Am auffälligsten ist zweifellos das Bugeisen, das „ferro“. Es dient nicht der Aesthetik allein, sondern stellt das Gleichgewichtsorgan der Barke dar. Mit seinen gut zwanzig Kilogramm hilft es, das Gewicht des Gondoliere am Heck auszugleichen, dessen abschätzendem Auge ist es ein Zielpunkt. Die Form hat sich seit zwei Jahrhunderten nicht mehr geändert. Der Stolz der Serenissima findet in ihm seinen symbolischen Ausdruck. Denn der oberste Teil des „ferro“ versinnbildlicht die Mütze des Dogen, die Staatsautorität, die kleine Rundung darunter das „wachende Auge der Republik“, die sechs Zacken je einen Stadtteil Venedigs, nämlich San Marco. Castello, Santa Croce, Canna-regio, San Polo und Dorsoduro. Die gegenüberliegende einzelne Zacke soll nach einer Interpretation die Insel Giudecca, nach einer anderen die ausländischen Besitzungen der Republik Venedig im Mittelmeer bedeuten.

Man hat die Kunst des Gondelbaues mit jener der Geigenmacher verglichen, und wie diese in Cremona ihre berühmteste Heimstätte fanden, so waren unter den Gondelbauern die aus dem Cadore bevorzugt. Die Brüder Fassi, ein Giuseppe Casal haben der Gondel um die Mitte des 19. Jahrhunderts die endgültigen Linien und Proportionen gegeben. Sie waren die Amati, die Stradivari des Gondelbaues. Die vielen kleinen Werften, die „squeri“, um San Marco und das Arsenal herum sind heute freilich verschwunden. Wenige Handwerker sind zurückgeblieben, immer weiter an die PeripHerle verdrängt, und noch weniger Meister.

Wenn der Vergleich der Gondel mit einem Musikinstrument gewagt wird, warum dann nicht auch der des Gondoliere mit dem Manne, der es spielt? Eine Gondel zu rudern, ist schwierig und gelingt, nach den Regeln der Kunst, erst nach jahrelanger Uebung. Der Vater vererbt seine Fertigkeit dem Sohne, das einzige Erbe, das er ihm zurücklassen kann. Kein Gondoliere darf die Gondel führen, ohne ein „Patent“ zu besitzen; er erhält es von einer Kommission erfahrener Gondolieri nach einer strengen Prüfung. Unweigerlich hat der Prüfling den wegen seiner Enge und Winkeligkeit berühmten Rio della Verona rasch und sicher zu durchqueren, ohne jemals die Mauern rechts und links zu berühren.
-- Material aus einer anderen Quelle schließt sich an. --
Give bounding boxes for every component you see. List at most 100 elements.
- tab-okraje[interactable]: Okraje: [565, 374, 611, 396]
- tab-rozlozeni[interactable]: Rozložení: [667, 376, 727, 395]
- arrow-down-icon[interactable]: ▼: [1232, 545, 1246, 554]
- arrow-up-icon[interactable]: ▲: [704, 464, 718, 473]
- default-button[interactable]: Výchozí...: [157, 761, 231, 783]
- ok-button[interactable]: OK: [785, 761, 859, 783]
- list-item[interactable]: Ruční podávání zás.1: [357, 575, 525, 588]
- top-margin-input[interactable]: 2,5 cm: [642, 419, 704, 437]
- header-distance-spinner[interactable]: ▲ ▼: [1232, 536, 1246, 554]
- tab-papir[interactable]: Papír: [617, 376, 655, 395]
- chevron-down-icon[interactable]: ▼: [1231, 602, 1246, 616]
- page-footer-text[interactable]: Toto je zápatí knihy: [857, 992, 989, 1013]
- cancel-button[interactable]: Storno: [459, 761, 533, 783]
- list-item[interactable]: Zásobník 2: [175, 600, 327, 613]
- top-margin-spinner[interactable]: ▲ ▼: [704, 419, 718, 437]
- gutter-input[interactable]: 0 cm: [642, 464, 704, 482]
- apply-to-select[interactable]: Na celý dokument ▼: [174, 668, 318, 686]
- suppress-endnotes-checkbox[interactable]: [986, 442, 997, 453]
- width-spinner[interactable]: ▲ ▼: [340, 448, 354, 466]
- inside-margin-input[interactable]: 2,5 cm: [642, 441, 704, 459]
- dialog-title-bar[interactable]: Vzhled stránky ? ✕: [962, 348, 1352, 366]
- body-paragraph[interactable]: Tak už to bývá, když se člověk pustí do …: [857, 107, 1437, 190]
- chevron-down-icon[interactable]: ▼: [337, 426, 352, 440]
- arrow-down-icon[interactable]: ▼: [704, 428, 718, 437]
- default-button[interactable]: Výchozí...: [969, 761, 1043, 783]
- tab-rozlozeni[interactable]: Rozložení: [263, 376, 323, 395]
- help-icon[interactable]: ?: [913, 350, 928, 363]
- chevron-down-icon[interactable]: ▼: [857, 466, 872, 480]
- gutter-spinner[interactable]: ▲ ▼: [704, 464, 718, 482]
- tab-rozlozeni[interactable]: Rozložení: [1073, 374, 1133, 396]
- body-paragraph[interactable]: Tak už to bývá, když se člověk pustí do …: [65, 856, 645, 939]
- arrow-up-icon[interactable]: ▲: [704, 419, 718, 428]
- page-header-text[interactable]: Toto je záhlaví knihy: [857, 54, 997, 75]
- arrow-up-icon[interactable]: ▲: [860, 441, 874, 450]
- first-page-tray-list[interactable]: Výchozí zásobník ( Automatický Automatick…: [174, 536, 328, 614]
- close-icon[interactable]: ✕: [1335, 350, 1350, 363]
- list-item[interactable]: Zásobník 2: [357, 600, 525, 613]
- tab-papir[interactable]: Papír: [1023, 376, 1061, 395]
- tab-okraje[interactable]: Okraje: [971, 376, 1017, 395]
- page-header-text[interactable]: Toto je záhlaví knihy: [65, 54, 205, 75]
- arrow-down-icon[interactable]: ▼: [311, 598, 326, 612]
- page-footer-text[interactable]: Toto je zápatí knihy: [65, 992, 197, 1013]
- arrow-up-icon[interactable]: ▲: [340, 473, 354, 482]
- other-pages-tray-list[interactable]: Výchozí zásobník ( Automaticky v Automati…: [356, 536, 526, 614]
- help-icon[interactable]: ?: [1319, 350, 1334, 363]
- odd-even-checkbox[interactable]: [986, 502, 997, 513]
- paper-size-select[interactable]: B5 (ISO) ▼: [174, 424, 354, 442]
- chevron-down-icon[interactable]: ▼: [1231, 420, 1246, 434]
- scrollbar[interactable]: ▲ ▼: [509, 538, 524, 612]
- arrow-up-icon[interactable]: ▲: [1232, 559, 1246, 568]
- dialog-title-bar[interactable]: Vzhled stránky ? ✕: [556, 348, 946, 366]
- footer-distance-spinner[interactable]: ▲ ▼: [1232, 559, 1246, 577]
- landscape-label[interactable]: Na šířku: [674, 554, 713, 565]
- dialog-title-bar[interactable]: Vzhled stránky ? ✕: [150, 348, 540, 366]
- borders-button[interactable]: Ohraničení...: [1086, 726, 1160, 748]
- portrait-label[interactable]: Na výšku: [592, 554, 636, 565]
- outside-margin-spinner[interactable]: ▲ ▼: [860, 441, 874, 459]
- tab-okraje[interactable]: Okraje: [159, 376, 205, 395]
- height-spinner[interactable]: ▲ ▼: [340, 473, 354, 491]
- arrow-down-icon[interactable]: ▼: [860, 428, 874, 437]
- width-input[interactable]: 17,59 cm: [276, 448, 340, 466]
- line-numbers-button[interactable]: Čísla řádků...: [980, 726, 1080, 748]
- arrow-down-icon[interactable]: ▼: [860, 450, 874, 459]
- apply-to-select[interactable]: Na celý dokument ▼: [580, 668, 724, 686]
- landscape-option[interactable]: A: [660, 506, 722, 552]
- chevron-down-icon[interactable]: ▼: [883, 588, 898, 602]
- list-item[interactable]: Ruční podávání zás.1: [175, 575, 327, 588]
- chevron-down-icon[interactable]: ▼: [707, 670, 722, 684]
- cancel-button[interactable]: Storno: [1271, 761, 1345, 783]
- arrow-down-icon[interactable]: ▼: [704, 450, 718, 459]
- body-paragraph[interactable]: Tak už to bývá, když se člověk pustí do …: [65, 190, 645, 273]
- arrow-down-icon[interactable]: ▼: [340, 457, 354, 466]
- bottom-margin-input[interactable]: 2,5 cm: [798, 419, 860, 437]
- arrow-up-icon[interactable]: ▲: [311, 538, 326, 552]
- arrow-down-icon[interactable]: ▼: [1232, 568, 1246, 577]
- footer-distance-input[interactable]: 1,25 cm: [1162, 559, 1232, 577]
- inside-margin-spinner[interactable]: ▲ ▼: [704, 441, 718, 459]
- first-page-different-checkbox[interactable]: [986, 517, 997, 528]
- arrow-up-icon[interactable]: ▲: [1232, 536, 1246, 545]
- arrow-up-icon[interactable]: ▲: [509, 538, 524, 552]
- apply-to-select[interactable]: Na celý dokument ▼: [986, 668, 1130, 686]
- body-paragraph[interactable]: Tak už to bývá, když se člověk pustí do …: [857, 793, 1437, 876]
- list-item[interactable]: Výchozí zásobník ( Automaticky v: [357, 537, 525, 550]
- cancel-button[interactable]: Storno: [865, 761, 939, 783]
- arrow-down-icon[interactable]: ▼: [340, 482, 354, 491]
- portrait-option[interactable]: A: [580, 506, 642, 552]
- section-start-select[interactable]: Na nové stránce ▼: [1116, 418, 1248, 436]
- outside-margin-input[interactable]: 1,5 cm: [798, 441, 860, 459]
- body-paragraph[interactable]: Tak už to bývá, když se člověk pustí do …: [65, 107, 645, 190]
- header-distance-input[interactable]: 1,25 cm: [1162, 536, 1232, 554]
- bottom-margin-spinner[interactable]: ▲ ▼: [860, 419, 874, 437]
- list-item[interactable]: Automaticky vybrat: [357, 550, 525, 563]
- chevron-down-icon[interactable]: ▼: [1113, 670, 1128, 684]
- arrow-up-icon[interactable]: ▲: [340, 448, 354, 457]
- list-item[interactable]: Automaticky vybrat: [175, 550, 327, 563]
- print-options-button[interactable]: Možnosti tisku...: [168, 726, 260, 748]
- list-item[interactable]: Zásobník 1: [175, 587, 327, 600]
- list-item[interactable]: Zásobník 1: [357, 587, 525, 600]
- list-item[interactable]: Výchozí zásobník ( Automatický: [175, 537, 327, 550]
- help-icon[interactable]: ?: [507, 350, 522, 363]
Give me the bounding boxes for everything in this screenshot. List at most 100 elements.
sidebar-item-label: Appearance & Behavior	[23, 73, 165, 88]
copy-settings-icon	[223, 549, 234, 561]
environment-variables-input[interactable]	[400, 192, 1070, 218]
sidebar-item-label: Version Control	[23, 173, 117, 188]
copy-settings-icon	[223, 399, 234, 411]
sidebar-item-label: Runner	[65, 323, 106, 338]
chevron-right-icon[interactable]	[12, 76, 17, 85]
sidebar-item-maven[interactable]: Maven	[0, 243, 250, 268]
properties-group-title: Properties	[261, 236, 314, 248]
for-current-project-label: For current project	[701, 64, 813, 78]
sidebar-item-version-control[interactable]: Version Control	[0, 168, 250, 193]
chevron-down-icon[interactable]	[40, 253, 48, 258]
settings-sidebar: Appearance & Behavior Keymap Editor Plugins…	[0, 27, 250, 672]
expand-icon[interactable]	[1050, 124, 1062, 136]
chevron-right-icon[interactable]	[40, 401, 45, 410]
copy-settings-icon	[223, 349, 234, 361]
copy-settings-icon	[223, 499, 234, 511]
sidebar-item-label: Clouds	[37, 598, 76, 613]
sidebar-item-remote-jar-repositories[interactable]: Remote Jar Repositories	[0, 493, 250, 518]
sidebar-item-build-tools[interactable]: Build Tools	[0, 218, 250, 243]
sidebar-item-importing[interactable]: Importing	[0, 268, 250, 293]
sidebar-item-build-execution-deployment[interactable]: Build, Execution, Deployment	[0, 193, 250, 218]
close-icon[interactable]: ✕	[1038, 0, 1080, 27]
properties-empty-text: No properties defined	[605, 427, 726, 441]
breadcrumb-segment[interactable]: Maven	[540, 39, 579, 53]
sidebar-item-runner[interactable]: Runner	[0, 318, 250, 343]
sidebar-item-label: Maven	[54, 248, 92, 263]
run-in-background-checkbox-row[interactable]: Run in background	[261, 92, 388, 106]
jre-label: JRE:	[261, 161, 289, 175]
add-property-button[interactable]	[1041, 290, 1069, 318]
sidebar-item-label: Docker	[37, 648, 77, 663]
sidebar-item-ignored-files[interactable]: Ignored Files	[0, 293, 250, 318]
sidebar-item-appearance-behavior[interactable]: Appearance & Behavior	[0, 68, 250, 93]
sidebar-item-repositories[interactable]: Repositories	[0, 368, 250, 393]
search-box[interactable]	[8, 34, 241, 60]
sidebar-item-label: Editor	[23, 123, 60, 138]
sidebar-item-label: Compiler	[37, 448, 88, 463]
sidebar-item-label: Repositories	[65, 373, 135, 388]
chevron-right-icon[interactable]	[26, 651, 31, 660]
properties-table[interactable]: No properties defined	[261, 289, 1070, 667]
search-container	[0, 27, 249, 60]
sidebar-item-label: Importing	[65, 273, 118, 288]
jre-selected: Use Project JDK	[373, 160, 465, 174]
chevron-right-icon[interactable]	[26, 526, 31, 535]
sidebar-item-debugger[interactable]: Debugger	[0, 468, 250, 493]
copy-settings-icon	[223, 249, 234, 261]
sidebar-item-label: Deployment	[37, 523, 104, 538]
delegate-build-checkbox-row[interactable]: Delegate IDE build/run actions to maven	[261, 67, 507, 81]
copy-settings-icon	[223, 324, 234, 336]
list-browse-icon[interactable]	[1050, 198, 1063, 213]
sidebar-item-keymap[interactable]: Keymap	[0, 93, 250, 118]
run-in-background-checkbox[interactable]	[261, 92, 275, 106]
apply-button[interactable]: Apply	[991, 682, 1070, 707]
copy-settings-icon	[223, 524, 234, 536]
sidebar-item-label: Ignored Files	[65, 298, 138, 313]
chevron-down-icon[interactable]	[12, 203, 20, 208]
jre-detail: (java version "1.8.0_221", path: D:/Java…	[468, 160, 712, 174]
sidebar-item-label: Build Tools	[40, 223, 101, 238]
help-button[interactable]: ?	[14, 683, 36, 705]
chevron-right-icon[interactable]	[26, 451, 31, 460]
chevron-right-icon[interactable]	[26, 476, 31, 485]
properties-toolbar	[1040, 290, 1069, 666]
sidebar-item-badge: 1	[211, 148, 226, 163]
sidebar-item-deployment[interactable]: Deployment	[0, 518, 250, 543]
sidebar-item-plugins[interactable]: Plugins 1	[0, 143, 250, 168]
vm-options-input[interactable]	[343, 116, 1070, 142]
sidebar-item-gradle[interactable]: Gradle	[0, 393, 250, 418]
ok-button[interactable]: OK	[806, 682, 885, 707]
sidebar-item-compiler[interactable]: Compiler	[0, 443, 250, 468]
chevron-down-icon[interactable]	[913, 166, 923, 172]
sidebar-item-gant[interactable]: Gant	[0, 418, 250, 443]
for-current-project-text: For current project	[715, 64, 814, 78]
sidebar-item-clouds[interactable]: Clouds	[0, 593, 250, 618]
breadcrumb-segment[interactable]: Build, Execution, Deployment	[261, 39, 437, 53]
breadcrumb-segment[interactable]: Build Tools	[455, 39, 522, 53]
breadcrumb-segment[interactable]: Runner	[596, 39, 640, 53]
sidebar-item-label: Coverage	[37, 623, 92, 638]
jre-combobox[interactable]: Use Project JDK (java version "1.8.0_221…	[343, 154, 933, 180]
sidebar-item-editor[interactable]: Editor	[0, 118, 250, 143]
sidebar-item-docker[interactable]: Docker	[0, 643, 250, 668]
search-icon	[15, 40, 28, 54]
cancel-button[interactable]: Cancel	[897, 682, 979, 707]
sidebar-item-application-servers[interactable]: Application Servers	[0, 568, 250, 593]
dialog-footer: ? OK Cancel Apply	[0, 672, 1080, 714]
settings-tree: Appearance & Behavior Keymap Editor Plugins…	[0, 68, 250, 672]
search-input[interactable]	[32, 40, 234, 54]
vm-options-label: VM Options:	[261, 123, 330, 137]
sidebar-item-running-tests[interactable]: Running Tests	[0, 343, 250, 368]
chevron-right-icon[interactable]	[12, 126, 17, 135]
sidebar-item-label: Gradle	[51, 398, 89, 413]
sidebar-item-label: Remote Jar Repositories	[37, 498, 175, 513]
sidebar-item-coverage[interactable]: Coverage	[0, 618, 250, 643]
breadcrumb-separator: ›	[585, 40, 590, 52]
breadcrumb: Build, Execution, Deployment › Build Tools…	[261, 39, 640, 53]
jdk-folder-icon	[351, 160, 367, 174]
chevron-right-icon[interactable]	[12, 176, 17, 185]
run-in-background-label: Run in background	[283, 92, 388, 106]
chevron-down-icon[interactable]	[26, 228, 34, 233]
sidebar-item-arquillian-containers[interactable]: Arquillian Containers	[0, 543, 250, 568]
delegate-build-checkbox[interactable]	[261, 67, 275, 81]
Der Gondoliere ist mehr als ein Schiffer, er ist zugleich Cicerone seiner Stadt und in ihrer Heimat- und Kunstgeschichte gut beschlagen. Er muß eine Schule besuchen, wo Francesco Turchetto, selbst ein alter Gondoliere, aber dazu auch Heimatforscher und Poet, die Vorlesungen hält. Wer mehr von Venedig wissen will, als im Baedecker steht, der kann sich an Francesco Turchetto wenden. Man trifft ihn mit Sicherheit um die Mittagsstunde am Ponte della Paglia. Wenn Maestro Francesco guter Laune ist, zitiert er wohl auch Verse, in denen de Musset, Goethe, D'Annunzio oder Byron die Gondel besangen, oder sogar seine eigenen, von der „Ruhe in der Bewegung“, wie sie nur der Gondel eigen ist.